そして秋(Autumnではなく、Fall)。バンドが売れて忙しくなったセブと、ミアはすれ違いが多くなる。夢を捨てたかのように見えるセブに対して、ミアは怒りをぶつけてしまう。オーディションを落ち続けていたミアは2次のオーディションに進むが、演技をする間もなく簡単に落とされる。ちょっと抵抗しそうになって考え直し、「ありがとう、楽しかったわ」と礼を言うミアの姿が切ない。ここからの展開に胸を打たれた。この後、ミアには残酷で大変な失意のシーンがあるが、ミアはセブの励ましでそれを乗り越えていくのだ。
主演のエマ・ストーンは15歳からオーディションを受け続けてきたので、この役に共感する部分が多かったという。だから「オーディション(ザ・フールズ・フー・ドリーム)」を熱唱する場面が胸に迫る。それはゴズリングにも監督にも共通することなのではないか。周知の通り、デイミアン・チャゼルは最初にこの映画を撮りたかったが、新人にこれだけの予算を任せる映画会社はなく、自分の実力を証明するために低予算の「セッション」を撮った。その「セッション」、一般的な評価は高かったが、あまりにも主演2人のキャラがバカすぎて僕は褒める気にならなかった。なぜああいう映画になったのか、今にして分かる。チャゼルは2作目と同じ作品になることを避けるために、自分が本当に撮りたかったものを省いて物語を作ったのだろう。「セッション」もまた自分の夢を実現したい男2人の映画ではあったのだ。

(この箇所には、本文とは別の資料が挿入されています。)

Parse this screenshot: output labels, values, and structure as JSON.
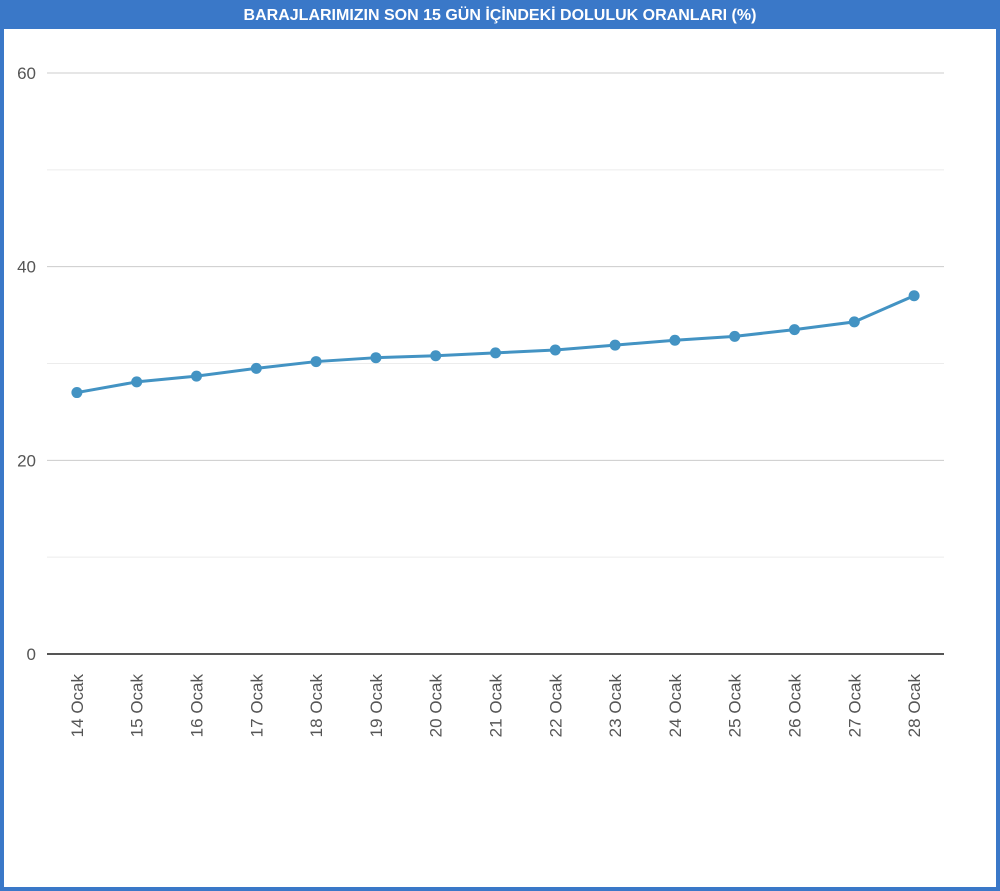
{
  "chart_data": {
    "type": "line",
    "title": "BARAJLARIMIZIN SON 15 GÜN İÇİNDEKİ DOLULUK ORANLARI (%)",
    "categories": [
      "14 Ocak",
      "15 Ocak",
      "16 Ocak",
      "17 Ocak",
      "18 Ocak",
      "19 Ocak",
      "20 Ocak",
      "21 Ocak",
      "22 Ocak",
      "23 Ocak",
      "24 Ocak",
      "25 Ocak",
      "26 Ocak",
      "27 Ocak",
      "28 Ocak"
    ],
    "values": [
      27.0,
      28.1,
      28.7,
      29.5,
      30.2,
      30.6,
      30.8,
      31.1,
      31.4,
      31.9,
      32.4,
      32.8,
      33.5,
      34.3,
      37.0
    ],
    "color": "#4393c3",
    "ylim": [
      0,
      60
    ],
    "yticks": [
      0,
      20,
      40,
      60
    ],
    "yminorticks": [
      10,
      30,
      50
    ],
    "grid": true
  }
}
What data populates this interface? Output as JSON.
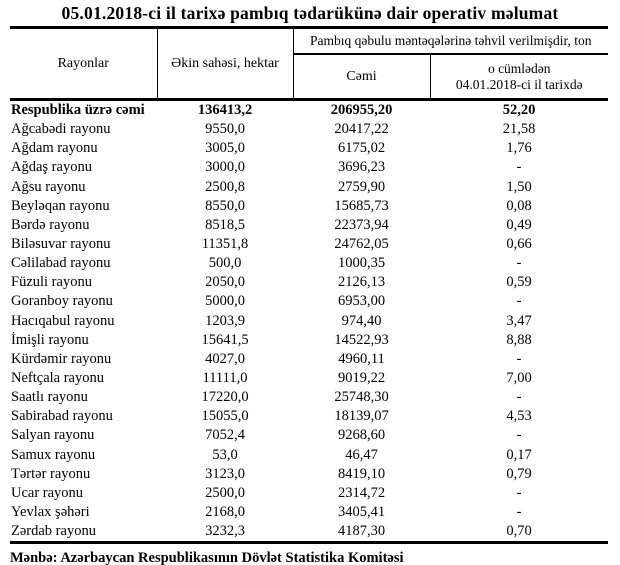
{
  "title": "05.01.2018-ci il tarixə pambıq tədarükünə dair operativ məlumat",
  "table": {
    "headers": {
      "rayonlar": "Rayonlar",
      "ekin_sahesi": "Əkin sahəsi, hektar",
      "group": "Pambıq qəbulu məntəqələrinə təhvil verilmişdir, ton",
      "cemi": "Cəmi",
      "o_cumleden_line1": "o cümlədən",
      "o_cumleden_line2": "04.01.2018-ci il tarixdə"
    },
    "rows": [
      {
        "name": "Respublika üzrə cəmi",
        "ekin": "136413,2",
        "cemi": "206955,20",
        "tarixde": "52,20",
        "total": true
      },
      {
        "name": "Ağcabədi rayonu",
        "ekin": "9550,0",
        "cemi": "20417,22",
        "tarixde": "21,58",
        "total": false
      },
      {
        "name": "Ağdam rayonu",
        "ekin": "3005,0",
        "cemi": "6175,02",
        "tarixde": "1,76",
        "total": false
      },
      {
        "name": "Ağdaş rayonu",
        "ekin": "3000,0",
        "cemi": "3696,23",
        "tarixde": "-",
        "total": false
      },
      {
        "name": "Ağsu rayonu",
        "ekin": "2500,8",
        "cemi": "2759,90",
        "tarixde": "1,50",
        "total": false
      },
      {
        "name": "Beyləqan rayonu",
        "ekin": "8550,0",
        "cemi": "15685,73",
        "tarixde": "0,08",
        "total": false
      },
      {
        "name": "Bərdə rayonu",
        "ekin": "8518,5",
        "cemi": "22373,94",
        "tarixde": "0,49",
        "total": false
      },
      {
        "name": "Biləsuvar rayonu",
        "ekin": "11351,8",
        "cemi": "24762,05",
        "tarixde": "0,66",
        "total": false
      },
      {
        "name": "Cəlilabad rayonu",
        "ekin": "500,0",
        "cemi": "1000,35",
        "tarixde": "-",
        "total": false
      },
      {
        "name": "Füzuli rayonu",
        "ekin": "2050,0",
        "cemi": "2126,13",
        "tarixde": "0,59",
        "total": false
      },
      {
        "name": "Goranboy rayonu",
        "ekin": "5000,0",
        "cemi": "6953,00",
        "tarixde": "-",
        "total": false
      },
      {
        "name": "Hacıqabul rayonu",
        "ekin": "1203,9",
        "cemi": "974,40",
        "tarixde": "3,47",
        "total": false
      },
      {
        "name": "İmişli rayonu",
        "ekin": "15641,5",
        "cemi": "14522,93",
        "tarixde": "8,88",
        "total": false
      },
      {
        "name": "Kürdəmir rayonu",
        "ekin": "4027,0",
        "cemi": "4960,11",
        "tarixde": "-",
        "total": false
      },
      {
        "name": "Neftçala rayonu",
        "ekin": "11111,0",
        "cemi": "9019,22",
        "tarixde": "7,00",
        "total": false
      },
      {
        "name": "Saatlı rayonu",
        "ekin": "17220,0",
        "cemi": "25748,30",
        "tarixde": "-",
        "total": false
      },
      {
        "name": "Sabirabad rayonu",
        "ekin": "15055,0",
        "cemi": "18139,07",
        "tarixde": "4,53",
        "total": false
      },
      {
        "name": "Salyan rayonu",
        "ekin": "7052,4",
        "cemi": "9268,60",
        "tarixde": "-",
        "total": false
      },
      {
        "name": "Samux rayonu",
        "ekin": "53,0",
        "cemi": "46,47",
        "tarixde": "0,17",
        "total": false
      },
      {
        "name": "Tərtər rayonu",
        "ekin": "3123,0",
        "cemi": "8419,10",
        "tarixde": "0,79",
        "total": false
      },
      {
        "name": "Ucar rayonu",
        "ekin": "2500,0",
        "cemi": "2314,72",
        "tarixde": "-",
        "total": false
      },
      {
        "name": "Yevlax şəhəri",
        "ekin": "2168,0",
        "cemi": "3405,41",
        "tarixde": "-",
        "total": false
      },
      {
        "name": "Zərdab rayonu",
        "ekin": "3232,3",
        "cemi": "4187,30",
        "tarixde": "0,70",
        "total": false
      }
    ]
  },
  "footer": "Mənbə: Azərbaycan Respublikasının Dövlət Statistika Komitəsi",
  "colors": {
    "text": "#000000",
    "background": "#ffffff",
    "border": "#000000"
  }
}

「ラ・ラ・ランド」は何よりもまず今現在、夢に向かって苦闘している人たちへの応援歌になるだろう。そしてかつて夢を追ったことのある人たちもまた熱い共感を持ってこの映画を受け止めるに違いない。すべてがうまく行くわけではないビターな結末だが、これもまたハッピーエンドなのだ。アカデミー賞では監督、主演女優、作曲、歌曲、美術、撮影の6部門を受賞した。